Nel suo complesso questa corrispondenza (della quale Benedetto Croce ha
scritto che “appartiene anche a chi è di altro od opposto
partito politico”) – sottolinea Canfora nell’edizione
del “Corriere” – “ha un triplice valore: letterario,
per la qualità indiscutibile della prosa; intellettuale, per le
idee che l' autore esprime; umano, per la sofferenza cui il detenuto è
sottoposto e che non fa mai venir meno la sua volontà di non piegarsi
ai carcerieri”.
Michela Murgia (così come Sergio Portas) è interessata a
mettere in luce il “danno” che può provocare nei giovani,
nei ventenni, “la privazione dell’incontro con la teoria di
un maestro robusto e con la vita di un clamoroso testimone civile come
Gramsci”. Per lei, “queste lettere personali, quanto di più
lontano dall’accademia filosofica si possa immaginare, sono un ottimo
modo per fare la pace con l’uomo Gramsci, conoscerne la vivacità
di spirito, la piacevolissima prosa, la rettitudine morale e l’esperienza
sofferta di perseguitato politico”.
Insomma, queste Lettere non possono lasciare “indifferenti”

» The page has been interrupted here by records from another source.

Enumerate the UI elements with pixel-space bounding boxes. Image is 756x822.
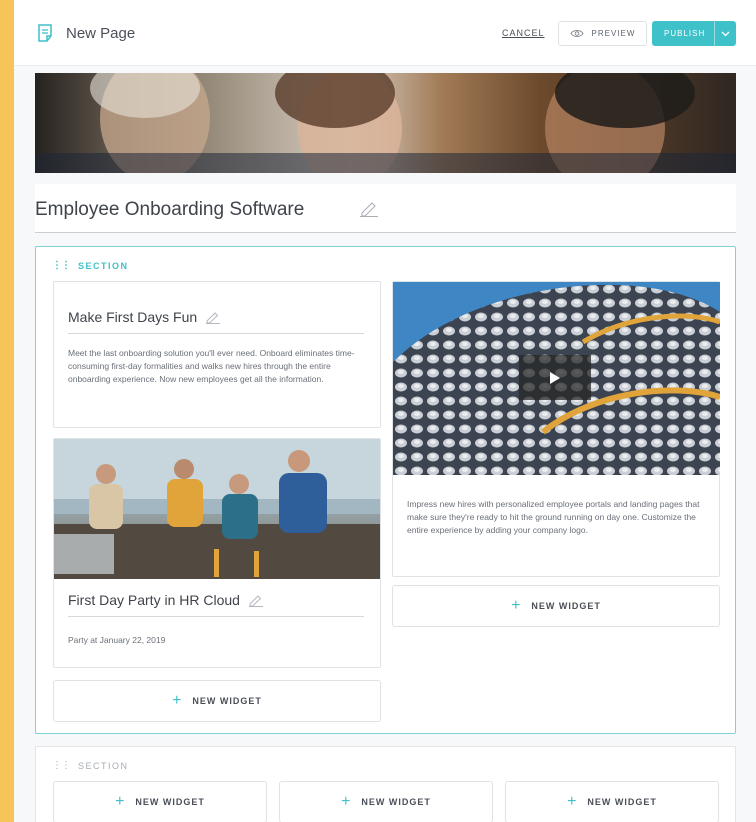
preview-label: PREVIEW xyxy=(591,29,636,38)
hero-banner-image[interactable] xyxy=(35,73,736,173)
new-widget-button[interactable]: + NEW WIDGET xyxy=(279,781,493,822)
plus-icon: + xyxy=(172,692,183,709)
text-widget-card[interactable]: Make First Days Fun Meet the last onboar… xyxy=(53,281,381,428)
party-photo[interactable] xyxy=(54,439,380,579)
top-bar: New Page CANCEL PREVIEW PUBLISH xyxy=(14,0,756,66)
new-widget-label: NEW WIDGET xyxy=(192,696,262,706)
plus-icon: + xyxy=(511,597,522,614)
section-1[interactable]: ⋮⋮ SECTION Make First Days Fun Meet the … xyxy=(35,246,736,734)
page-heading[interactable]: Employee Onboarding Software xyxy=(35,199,304,221)
plus-icon: + xyxy=(115,793,126,810)
plus-icon: + xyxy=(341,793,352,810)
text-widget-title-row: Make First Days Fun xyxy=(68,300,364,334)
video-widget-card[interactable]: Impress new hires with personalized empl… xyxy=(392,281,720,577)
publish-label: PUBLISH xyxy=(664,29,706,38)
pencil-icon[interactable] xyxy=(248,593,264,607)
section-header: ⋮⋮ SECTION xyxy=(52,260,129,271)
text-widget-title[interactable]: Make First Days Fun xyxy=(68,309,197,325)
video-widget-body[interactable]: Impress new hires with personalized empl… xyxy=(407,498,707,537)
page-icon xyxy=(38,24,52,42)
section-2[interactable]: ⋮⋮ SECTION + NEW WIDGET + NEW WIDGET + N… xyxy=(35,746,736,822)
section-label: SECTION xyxy=(78,760,129,771)
new-widget-button[interactable]: + NEW WIDGET xyxy=(53,781,267,822)
chevron-down-icon xyxy=(721,31,730,36)
new-widget-label: NEW WIDGET xyxy=(135,797,205,807)
video-play-button[interactable] xyxy=(519,355,591,400)
publish-dropdown-toggle[interactable] xyxy=(715,31,736,37)
publish-button[interactable]: PUBLISH xyxy=(652,21,736,46)
cancel-button[interactable]: CANCEL xyxy=(502,28,545,38)
new-widget-button[interactable]: + NEW WIDGET xyxy=(392,585,720,627)
hero-photo xyxy=(35,73,736,173)
play-icon xyxy=(550,371,560,384)
text-widget-body[interactable]: Meet the last onboarding solution you'll… xyxy=(68,347,358,386)
plus-icon: + xyxy=(567,793,578,810)
pencil-icon[interactable] xyxy=(359,199,379,217)
event-widget-subtitle[interactable]: Party at January 22, 2019 xyxy=(68,634,165,647)
drag-handle-icon[interactable]: ⋮⋮ xyxy=(52,260,71,271)
new-widget-label: NEW WIDGET xyxy=(531,601,601,611)
section-header: ⋮⋮ SECTION xyxy=(52,760,129,771)
party-photo-art xyxy=(54,439,380,579)
section-label: SECTION xyxy=(78,260,129,271)
new-widget-button[interactable]: + NEW WIDGET xyxy=(53,680,381,722)
pencil-icon[interactable] xyxy=(205,310,221,324)
video-thumbnail[interactable] xyxy=(393,282,720,475)
eye-icon xyxy=(569,30,584,37)
new-widget-button[interactable]: + NEW WIDGET xyxy=(505,781,719,822)
event-widget-card[interactable]: First Day Party in HR Cloud Party at Jan… xyxy=(53,438,381,668)
page-title: New Page xyxy=(66,25,136,42)
event-widget-title-row: First Day Party in HR Cloud xyxy=(68,583,364,617)
new-widget-label: NEW WIDGET xyxy=(361,797,431,807)
page-heading-card: Employee Onboarding Software xyxy=(35,184,736,233)
drag-handle-icon[interactable]: ⋮⋮ xyxy=(52,760,71,771)
preview-button[interactable]: PREVIEW xyxy=(558,21,647,46)
event-widget-title[interactable]: First Day Party in HR Cloud xyxy=(68,592,240,608)
new-widget-label: NEW WIDGET xyxy=(587,797,657,807)
page-editor: New Page CANCEL PREVIEW PUBLISH Employee… xyxy=(14,0,756,822)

(condizione che Gramsci avversava in sommo grado); esse ci offrono la
lezione di un “classico”, cioè di un maestro-modello
di coraggio, di moralità, di profondità di pensiero, e anche
di bella, brillante scrittura (non a caso Giuseppe Fiori – lo ricordiamo
con affetto a otto anni esatti dalla morte – raccomandava questa
lettura ai giovani desiderosi di diventare giornalisti).